Single-cell methylomes
DNA methylation patterns in thousands of single cells reveal expanded neuronal diversity in the human brain.
High-throughput single-nucleus methylome sequencing (snmC-seq) of mouse and human frontal cortex neurons (1).
Sequencing mRNA transcripts from single cells or nuclei enables researchers to identify cell types with unique transcriptional profiles in the brain. But these methods are restricted to RNA signatures, which are influenced by the environment. On the other hand, DNA methylation is an epigenetic mark that distinguishes cell types and marks regulatory elements, while remaining stable across individuals and over the life span.
“Many groups use single-cell RNA-seq to study cell-type diversity,” said Chongyuan Luo from the Salk Institute for Biological Studies, first author of a new paper in Science. “We have demonstrated that neuron types can be classified with comparable resolution using DNA methylation profiles.”

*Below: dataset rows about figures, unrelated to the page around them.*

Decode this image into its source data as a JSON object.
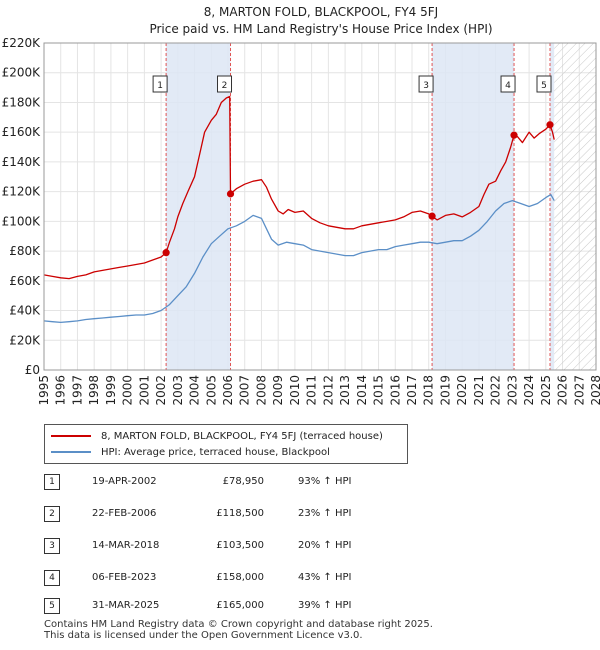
{
  "chart_data": {
    "type": "line",
    "title": "8, MARTON FOLD, BLACKPOOL, FY4 5FJ",
    "subtitle": "Price paid vs. HM Land Registry's House Price Index (HPI)",
    "xlim": [
      1995,
      2028
    ],
    "ylim": [
      0,
      220000
    ],
    "yticks": [
      0,
      20000,
      40000,
      60000,
      80000,
      100000,
      120000,
      140000,
      160000,
      180000,
      200000,
      220000
    ],
    "ytick_labels": [
      "£0",
      "£20K",
      "£40K",
      "£60K",
      "£80K",
      "£100K",
      "£120K",
      "£140K",
      "£160K",
      "£180K",
      "£200K",
      "£220K"
    ],
    "xticks": [
      1995,
      1996,
      1997,
      1998,
      1999,
      2000,
      2001,
      2002,
      2003,
      2004,
      2005,
      2006,
      2007,
      2008,
      2009,
      2010,
      2011,
      2012,
      2013,
      2014,
      2015,
      2016,
      2017,
      2018,
      2019,
      2020,
      2021,
      2022,
      2023,
      2024,
      2025,
      2026,
      2027,
      2028
    ],
    "grid": true,
    "hatched_future_from": 2025.5,
    "series": [
      {
        "name": "8, MARTON FOLD, BLACKPOOL, FY4 5FJ (terraced house)",
        "color": "#cc0000",
        "x": [
          1995.0,
          1995.5,
          1996.0,
          1996.5,
          1997.0,
          1997.5,
          1998.0,
          1998.5,
          1999.0,
          1999.5,
          2000.0,
          2000.5,
          2001.0,
          2001.5,
          2002.0,
          2002.3,
          2002.5,
          2002.8,
          2003.0,
          2003.3,
          2003.6,
          2004.0,
          2004.3,
          2004.6,
          2005.0,
          2005.3,
          2005.6,
          2005.9,
          2006.1,
          2006.15,
          2006.5,
          2007.0,
          2007.5,
          2008.0,
          2008.3,
          2008.6,
          2009.0,
          2009.3,
          2009.6,
          2010.0,
          2010.5,
          2011.0,
          2011.5,
          2012.0,
          2012.5,
          2013.0,
          2013.5,
          2014.0,
          2014.5,
          2015.0,
          2015.5,
          2016.0,
          2016.5,
          2017.0,
          2017.5,
          2018.0,
          2018.2,
          2018.5,
          2019.0,
          2019.5,
          2020.0,
          2020.5,
          2021.0,
          2021.3,
          2021.6,
          2022.0,
          2022.3,
          2022.6,
          2022.9,
          2023.1,
          2023.3,
          2023.6,
          2024.0,
          2024.3,
          2024.6,
          2025.0,
          2025.25,
          2025.4,
          2025.5
        ],
        "values": [
          64000,
          63000,
          62000,
          61500,
          63000,
          64000,
          66000,
          67000,
          68000,
          69000,
          70000,
          71000,
          72000,
          74000,
          76000,
          78950,
          86000,
          95000,
          103000,
          112000,
          120000,
          130000,
          145000,
          160000,
          168000,
          172000,
          180000,
          183000,
          184000,
          118500,
          122000,
          125000,
          127000,
          128000,
          123000,
          115000,
          107000,
          105000,
          108000,
          106000,
          107000,
          102000,
          99000,
          97000,
          96000,
          95000,
          95000,
          97000,
          98000,
          99000,
          100000,
          101000,
          103000,
          106000,
          107000,
          105000,
          103500,
          101000,
          104000,
          105000,
          103000,
          106000,
          110000,
          118000,
          125000,
          127000,
          134000,
          140000,
          150000,
          158000,
          157000,
          153000,
          160000,
          156000,
          159000,
          162000,
          165000,
          160000,
          155000
        ]
      },
      {
        "name": "HPI: Average price, terraced house, Blackpool",
        "color": "#5b8fc7",
        "x": [
          1995.0,
          1995.5,
          1996.0,
          1996.5,
          1997.0,
          1997.5,
          1998.0,
          1998.5,
          1999.0,
          1999.5,
          2000.0,
          2000.5,
          2001.0,
          2001.5,
          2002.0,
          2002.5,
          2003.0,
          2003.5,
          2004.0,
          2004.5,
          2005.0,
          2005.5,
          2006.0,
          2006.5,
          2007.0,
          2007.5,
          2008.0,
          2008.3,
          2008.6,
          2009.0,
          2009.5,
          2010.0,
          2010.5,
          2011.0,
          2011.5,
          2012.0,
          2012.5,
          2013.0,
          2013.5,
          2014.0,
          2014.5,
          2015.0,
          2015.5,
          2016.0,
          2016.5,
          2017.0,
          2017.5,
          2018.0,
          2018.5,
          2019.0,
          2019.5,
          2020.0,
          2020.5,
          2021.0,
          2021.5,
          2022.0,
          2022.5,
          2023.0,
          2023.5,
          2024.0,
          2024.5,
          2025.0,
          2025.3,
          2025.5
        ],
        "values": [
          33000,
          32500,
          32000,
          32500,
          33000,
          34000,
          34500,
          35000,
          35500,
          36000,
          36500,
          37000,
          37000,
          38000,
          40000,
          44000,
          50000,
          56000,
          65000,
          76000,
          85000,
          90000,
          95000,
          97000,
          100000,
          104000,
          102000,
          95000,
          88000,
          84000,
          86000,
          85000,
          84000,
          81000,
          80000,
          79000,
          78000,
          77000,
          77000,
          79000,
          80000,
          81000,
          81000,
          83000,
          84000,
          85000,
          86000,
          86000,
          85000,
          86000,
          87000,
          87000,
          90000,
          94000,
          100000,
          107000,
          112000,
          114000,
          112000,
          110000,
          112000,
          116000,
          118000,
          114000
        ]
      }
    ],
    "sales": [
      {
        "id": "1",
        "x": 2002.3,
        "value": 78950
      },
      {
        "id": "2",
        "x": 2006.15,
        "value": 118500
      },
      {
        "id": "3",
        "x": 2018.2,
        "value": 103500
      },
      {
        "id": "4",
        "x": 2023.1,
        "value": 158000
      },
      {
        "id": "5",
        "x": 2025.25,
        "value": 165000
      }
    ]
  },
  "legend": {
    "property_label": "8, MARTON FOLD, BLACKPOOL, FY4 5FJ (terraced house)",
    "hpi_label": "HPI: Average price, terraced house, Blackpool"
  },
  "transactions": [
    {
      "num": "1",
      "date": "19-APR-2002",
      "price": "£78,950",
      "hpi": "93% ↑ HPI"
    },
    {
      "num": "2",
      "date": "22-FEB-2006",
      "price": "£118,500",
      "hpi": "23% ↑ HPI"
    },
    {
      "num": "3",
      "date": "14-MAR-2018",
      "price": "£103,500",
      "hpi": "20% ↑ HPI"
    },
    {
      "num": "4",
      "date": "06-FEB-2023",
      "price": "£158,000",
      "hpi": "43% ↑ HPI"
    },
    {
      "num": "5",
      "date": "31-MAR-2025",
      "price": "£165,000",
      "hpi": "39% ↑ HPI"
    }
  ],
  "footer": {
    "line1": "Contains HM Land Registry data © Crown copyright and database right 2025.",
    "line2": "This data is licensed under the Open Government Licence v3.0."
  }
}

To complete this study, Luo and his collaborators developed a protocol for single-nucleus methylcytosine sequencing (snmC-seq) and applied it to neurons from the frontal cortex of the mouse brain and the human brain. The researchers generated methylomes from more than 6000 mouse and human neurons, covering approximately 5% of the genome per cell.

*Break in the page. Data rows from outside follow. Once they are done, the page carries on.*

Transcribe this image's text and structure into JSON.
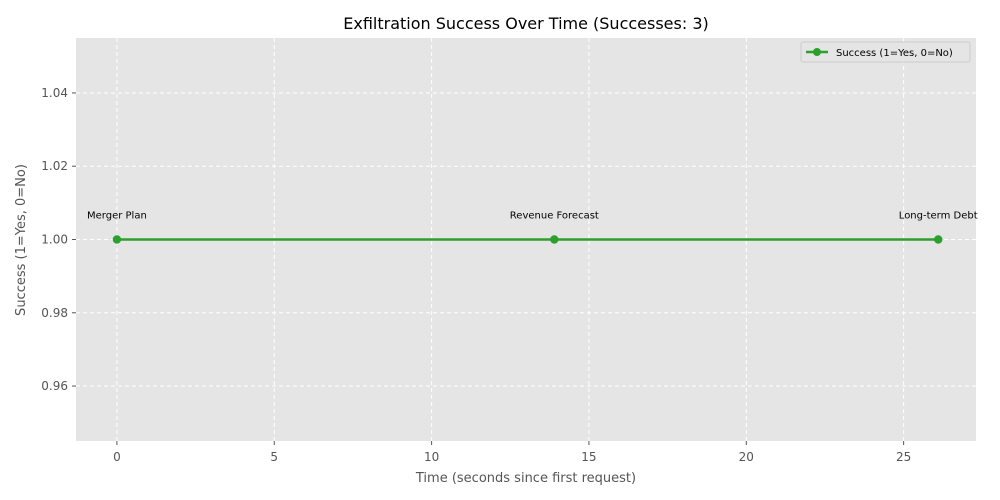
{
  "chart_data": {
    "type": "line",
    "title": "Exfiltration Success Over Time (Successes: 3)",
    "xlabel": "Time (seconds since first request)",
    "ylabel": "Success (1=Yes, 0=No)",
    "xlim": [
      -1.3,
      27.3
    ],
    "ylim": [
      0.945,
      1.055
    ],
    "xticks": [
      0,
      5,
      10,
      15,
      20,
      25
    ],
    "xtick_labels": [
      "0",
      "5",
      "10",
      "15",
      "20",
      "25"
    ],
    "yticks": [
      0.96,
      0.98,
      1.0,
      1.02,
      1.04
    ],
    "ytick_labels": [
      "0.96",
      "0.98",
      "1.00",
      "1.02",
      "1.04"
    ],
    "grid": true,
    "legend_position": "top-right",
    "series": [
      {
        "name": "Success (1=Yes, 0=No)",
        "color": "#2ca02c",
        "x": [
          0,
          13.9,
          26.1
        ],
        "y": [
          1,
          1,
          1
        ]
      }
    ],
    "annotations": [
      {
        "text": "Merger Plan",
        "x": 0,
        "y": 1
      },
      {
        "text": "Revenue Forecast",
        "x": 13.9,
        "y": 1
      },
      {
        "text": "Long-term Debt",
        "x": 26.1,
        "y": 1
      }
    ]
  }
}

“This is the first time anyone has measured the DNA methylation pattern of thousands of single cells,” said study author Eran Mukamel, assistant professor of Cognitive Science at the University of California, San Diego.

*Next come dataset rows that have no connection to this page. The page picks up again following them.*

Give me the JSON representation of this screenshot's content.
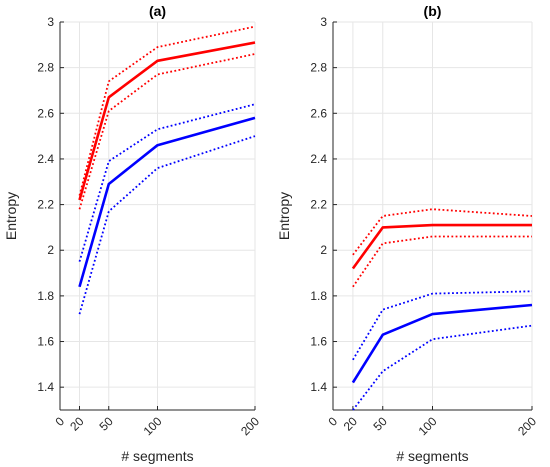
{
  "chart_data": [
    {
      "type": "line",
      "title": "(a)",
      "xlabel": "# segments",
      "ylabel": "Entropy",
      "xlim": [
        0,
        200
      ],
      "ylim": [
        1.3,
        3.0
      ],
      "x_ticks": [
        0,
        20,
        50,
        100,
        200
      ],
      "y_ticks": [
        1.4,
        1.6,
        1.8,
        2.0,
        2.2,
        2.4,
        2.6,
        2.8,
        3.0
      ],
      "y_tick_labels": [
        "1.4",
        "1.6",
        "1.8",
        "2",
        "2.2",
        "2.4",
        "2.6",
        "2.8",
        "3"
      ],
      "grid": true,
      "series": [
        {
          "color": "#ff0000",
          "style": "solid",
          "x": [
            20,
            50,
            100,
            200
          ],
          "values": [
            2.22,
            2.67,
            2.83,
            2.91
          ]
        },
        {
          "color": "#ff0000",
          "style": "dotted",
          "x": [
            20,
            50,
            100,
            200
          ],
          "values": [
            2.24,
            2.74,
            2.89,
            2.98
          ]
        },
        {
          "color": "#ff0000",
          "style": "dotted",
          "x": [
            20,
            50,
            100,
            200
          ],
          "values": [
            2.18,
            2.61,
            2.77,
            2.86
          ]
        },
        {
          "color": "#0000ff",
          "style": "solid",
          "x": [
            20,
            50,
            100,
            200
          ],
          "values": [
            1.84,
            2.29,
            2.46,
            2.58
          ]
        },
        {
          "color": "#0000ff",
          "style": "dotted",
          "x": [
            20,
            50,
            100,
            200
          ],
          "values": [
            1.95,
            2.39,
            2.53,
            2.64
          ]
        },
        {
          "color": "#0000ff",
          "style": "dotted",
          "x": [
            20,
            50,
            100,
            200
          ],
          "values": [
            1.72,
            2.17,
            2.36,
            2.5
          ]
        }
      ]
    },
    {
      "type": "line",
      "title": "(b)",
      "xlabel": "# segments",
      "ylabel": "Entropy",
      "xlim": [
        0,
        200
      ],
      "ylim": [
        1.3,
        3.0
      ],
      "x_ticks": [
        0,
        20,
        50,
        100,
        200
      ],
      "y_ticks": [
        1.4,
        1.6,
        1.8,
        2.0,
        2.2,
        2.4,
        2.6,
        2.8,
        3.0
      ],
      "y_tick_labels": [
        "1.4",
        "1.6",
        "1.8",
        "2",
        "2.2",
        "2.4",
        "2.6",
        "2.8",
        "3"
      ],
      "grid": true,
      "series": [
        {
          "color": "#ff0000",
          "style": "solid",
          "x": [
            20,
            50,
            100,
            200
          ],
          "values": [
            1.92,
            2.1,
            2.11,
            2.11
          ]
        },
        {
          "color": "#ff0000",
          "style": "dotted",
          "x": [
            20,
            50,
            100,
            200
          ],
          "values": [
            1.98,
            2.15,
            2.18,
            2.15
          ]
        },
        {
          "color": "#ff0000",
          "style": "dotted",
          "x": [
            20,
            50,
            100,
            200
          ],
          "values": [
            1.84,
            2.03,
            2.06,
            2.06
          ]
        },
        {
          "color": "#0000ff",
          "style": "solid",
          "x": [
            20,
            50,
            100,
            200
          ],
          "values": [
            1.42,
            1.63,
            1.72,
            1.76
          ]
        },
        {
          "color": "#0000ff",
          "style": "dotted",
          "x": [
            20,
            50,
            100,
            200
          ],
          "values": [
            1.52,
            1.74,
            1.81,
            1.82
          ]
        },
        {
          "color": "#0000ff",
          "style": "dotted",
          "x": [
            20,
            50,
            100,
            200
          ],
          "values": [
            1.3,
            1.47,
            1.61,
            1.67
          ]
        }
      ]
    }
  ]
}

Applying a uniform experimental and computational pipeline to mouse and human neurons enabled an unbiased comparison of neuronal epigenomic diversity in the two species. The team identified 16 mouse and 21 human neuronal subpopulations in the frontal cortex. “We are excited by the finding that the human cortex shows more expanded neuronal diversity than the mouse cortex,” Luo said.
“The research helps to more clearly define the similarities and differences between neuron types, especially in terms of their epigenetic regulation,” Mukamel said. But further anatomical, physiological, and functional experiments are needed to characterize the DNA methylation–based neuronal populations defined in the study and to enable identification of cell types that cause human neurological diseases. “Our next goals are to apply this technique across different brain regions, to fill out the picture of brain cell types. We also want to know how different experiences and chemical or environmental exposures impact the neuronal epigenome, and this technique could be helpful with that.”